2.2 Multivarate Normality Analysis
We do it by using sns and building pair plots to view correlation between predictors and we also get to see a univarate normality analysis using histograms. Let’s check it out:
X.drop(['X0','X1','X3','X7','X8','X11'],inplace=True,axis=1)
sns.pairplot(X)
Here you can see the distribution plots on the diagonals and correlations between each predictor. Let me know you inferences in the comments.
But to see correlation more closely we’ll create a matrix with the response variable,
X['target']=y
X.corr()
Now this more clear, eh? We will take consider strong correlation between two variables if it correlation coeff is greater than 0.7. Clearly from the above matrix we have a strong correlation between:
X2 and X4
X2 and X9
X4 and X6
Also in all the variables X5 is best positively correlated with our target variable. But we wish to eliminate the correlation between the predictors and hence we will drop column X4 and X9 of the above pairs from X. An important think to note is when you cannot decide which column to drop between to strongly correlated ones, drop the one with higher variance.
Now that we have done the normality tests, let’s check if the selected predictors have a linear relationship with our response variable or not and we will do it with Regression Analysis.
2.3 Regression Analysis
It is carried out by performing Simple Linear Regression; regressing our response variable on each of the predictor variable and observe the relationship.

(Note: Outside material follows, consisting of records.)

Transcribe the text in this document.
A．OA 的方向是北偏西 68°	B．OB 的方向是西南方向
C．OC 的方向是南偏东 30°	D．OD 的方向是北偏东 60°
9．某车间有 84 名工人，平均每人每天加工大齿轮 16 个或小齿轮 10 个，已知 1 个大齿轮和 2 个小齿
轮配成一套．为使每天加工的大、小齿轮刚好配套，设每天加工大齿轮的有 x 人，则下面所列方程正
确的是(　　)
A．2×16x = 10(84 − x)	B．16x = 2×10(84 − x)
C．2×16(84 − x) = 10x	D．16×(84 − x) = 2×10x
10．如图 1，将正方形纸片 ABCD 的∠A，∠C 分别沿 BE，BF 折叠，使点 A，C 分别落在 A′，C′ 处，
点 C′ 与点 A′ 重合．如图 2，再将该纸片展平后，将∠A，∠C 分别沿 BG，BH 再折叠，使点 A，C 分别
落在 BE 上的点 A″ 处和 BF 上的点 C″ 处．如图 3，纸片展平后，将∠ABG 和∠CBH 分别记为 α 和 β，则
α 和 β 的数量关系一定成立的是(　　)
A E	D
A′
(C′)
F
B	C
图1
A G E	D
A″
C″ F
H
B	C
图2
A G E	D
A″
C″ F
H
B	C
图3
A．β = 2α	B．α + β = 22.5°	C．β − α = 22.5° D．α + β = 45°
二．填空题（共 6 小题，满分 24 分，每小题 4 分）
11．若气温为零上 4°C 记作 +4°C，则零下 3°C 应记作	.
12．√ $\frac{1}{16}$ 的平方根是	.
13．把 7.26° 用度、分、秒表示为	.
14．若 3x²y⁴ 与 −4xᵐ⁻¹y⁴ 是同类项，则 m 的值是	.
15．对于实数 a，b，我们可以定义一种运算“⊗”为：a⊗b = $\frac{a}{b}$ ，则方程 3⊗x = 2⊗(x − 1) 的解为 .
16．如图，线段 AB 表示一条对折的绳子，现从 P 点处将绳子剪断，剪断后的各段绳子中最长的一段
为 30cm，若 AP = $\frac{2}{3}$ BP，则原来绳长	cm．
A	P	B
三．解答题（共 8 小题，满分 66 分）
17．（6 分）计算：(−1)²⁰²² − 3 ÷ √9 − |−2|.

x=X.drop(['target','X9','X4'],axis=1)
fig,ax=plt.subplots(nrows=3,ncols=2, figsize=(15,15))
index=[]
t=0
for i in range(3):
for j in range(2):
index.append((i,j))
print(index)
for i in x:
x_train,x_test,y_train,y_test=train_test_split(x[[i]],y,train_size=0.7)
lr=LinearRegression()
model=lr.fit(x_train,y_train)
y_train_pred=model.predict(x_train)
# print(f'Train R2 Score{i}',r2_score(y_train,y_train_pred))

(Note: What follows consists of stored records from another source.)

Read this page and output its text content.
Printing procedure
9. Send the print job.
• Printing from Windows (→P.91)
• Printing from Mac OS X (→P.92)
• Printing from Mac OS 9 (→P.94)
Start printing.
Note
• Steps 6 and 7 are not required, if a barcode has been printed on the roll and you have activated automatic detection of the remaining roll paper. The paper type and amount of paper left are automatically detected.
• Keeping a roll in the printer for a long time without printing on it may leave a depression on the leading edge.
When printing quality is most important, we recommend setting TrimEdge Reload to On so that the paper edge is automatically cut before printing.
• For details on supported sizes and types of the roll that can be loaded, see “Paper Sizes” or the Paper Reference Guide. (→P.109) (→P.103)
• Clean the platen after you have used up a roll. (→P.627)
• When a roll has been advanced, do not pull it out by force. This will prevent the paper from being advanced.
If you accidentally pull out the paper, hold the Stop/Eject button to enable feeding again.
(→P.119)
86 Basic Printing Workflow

y_test_pred = model.predict(x_test)
# print(f'Test Error for {i}',mean_squared_error(y_test,y_test_pred))
# print(f'Train R2 Score for {i}',r2_score(y_test,y_test_pred))residuals=abs(y_test-y_test_pred)
if(t<8):
ax[index[t][0],index[t][1]].scatter(x[i],y,label='Original')
ax[index[t][0],index[t][1]].plot(x_test,y_test_pred,label='Prediction')
ax[index[t][0],index[t][1]].set_xlabel(f'{i}',fontsize=20)
ax[index[t][0],index[t][1]].set_ylabel('target',fontsize=20)
t+=1
plt.tight_layout()
In the code cell, I have also provided code to compute r2 and mse for each regression, if you would like to try it.
We can see the linear relationship above between the predictors and the response hence our this assumption is also true for the data.
2.4 Model Developement
So now that we our all ready, let’s do it.
If we you followed my last two articles, you’d know that it’s time to split that data:
x_train,x_test,y_train,y_test=train_test_split(x,y,train_size=0.7)
Awesome, Let’s build our model now:
lr=LinearRegression()
model=lr.fit(x_train,y_train)
y_train_pred=model.predict(x_train)
print('Train Error',mean_squared_error(y_train,y_train_pred))
print('Train R2 Score',r2_score(y_train,y_train_pred))
y_test_pred = model.predict(x_test)
print('Test Error',mean_squared_error(y_test,y_test_pred))
print('Train R2 Score',r2_score(y_test,y_test_pred))
residuals=abs(y_test-y_test_pred)
sns.displot(residuals,bins=20)
We good an appreciable R² score for this model, eh? and our residuals are also screwed rightly but acceptable. Try not using X2 in your model, and the model will be a better one.
I am a beginner in Machine Learning and if there are any mistakes or feedback you want to add please feel free to add.